The study examines Singapore, which has experienced low youth unemployment through multiple recessions, as a site to explore youth labour market integration. Like Canada, Singapore is deeply embedded in the global economy. Unlike Canada, however, it has historically adopted a highly structured approach to youth labour market integration. Yet, there exists very little qualitative research on the experiences of youth within this context and some studies suggest that the approach used by Singapore may have differential benefits for youth based on their class, gender or race positions.

Through focus groups held in Singapore and Canada, data will be gathered on two research questions:

1) How are dominant youth labour market approaches (such as apprenticeships, educational steaming and career training) experienced by diversely situated youth

2) In what ways do these approaches challenge or reinforce existing social stratification along the lines of gender, race and class.

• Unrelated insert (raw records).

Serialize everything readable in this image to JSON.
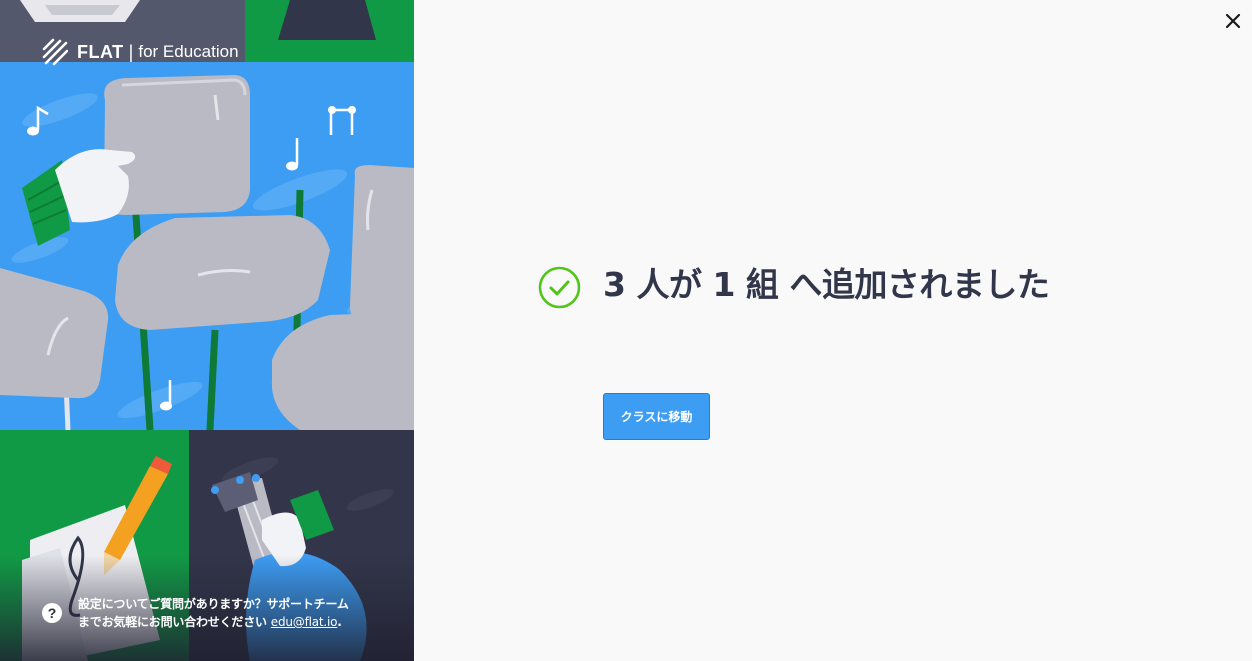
{
  "brand": {
    "name": "FLAT",
    "separator": "|",
    "subtitle": "for Education",
    "logo_icon": "flat-logo-icon"
  },
  "help": {
    "icon": "question-mark-icon",
    "icon_glyph": "?",
    "line1": "設定についてご質問がありますか？サポートチーム",
    "line2_prefix": "までお気軽にお問い合わせください ",
    "email": "edu@flat.io",
    "line2_suffix": "."
  },
  "dialog": {
    "close_icon": "close-icon",
    "success_icon": "check-circle-icon",
    "title": "3 人が 1 組 へ追加されました",
    "button_label": "クラスに移動"
  },
  "colors": {
    "background": "#f9f9f9",
    "title_text": "#32364a",
    "success_green": "#52c41a",
    "button_blue": "#3d9df3",
    "illustration_blue": "#3d9df3",
    "illustration_green": "#119a45",
    "illustration_navy": "#2f3144"
  }
}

Youth under- and unemployment occurs in the context of gender and race hierarchies that intersect and complicate class positions which accompany specific “pathways” between education and employment. Recent theorists have noted not only the intersectionality of race, class and gender but also the ways in which such stratification is created or challenged through lived experiences of official policies. Following Ahmed (2012:6), our interest is not just on what documents, policies and programs “say but what they do.” The proposed project will examine the “on the ground” impact of youth labour market strategies through the experiential accounts of young people. Methodologically, the project will be guided by interpretive, qualitative methods where youth in Singapore will be invited to participate in focus groups to reflect on the effect of national policies and practices. In order to document the racialized and gendered impact of policies, focus groups will be conducted with young Malay, Indian and Chinese women and men. All groups will be designed to generate discussion on educational experiences, career prospects and aspirations.

Publications:

Avis, J, Mirchandani, K. and Warmington, P. (2017). Special Issue on VET, Race and Ethnicity. Journal of Vocational Education and Training. 69, 3.

Mirchandani, K. and Brugha, M. (2017). Alternative Futures for Work-Related and Vocational Education: Stratification and Enterpreneurialism. In Youth as/in Crisis: Young People, Public Policy and the Politics of Learning. Sara Carpenter and Shahrzad Mojab (eds.). Rotterdam: Sense Publishers.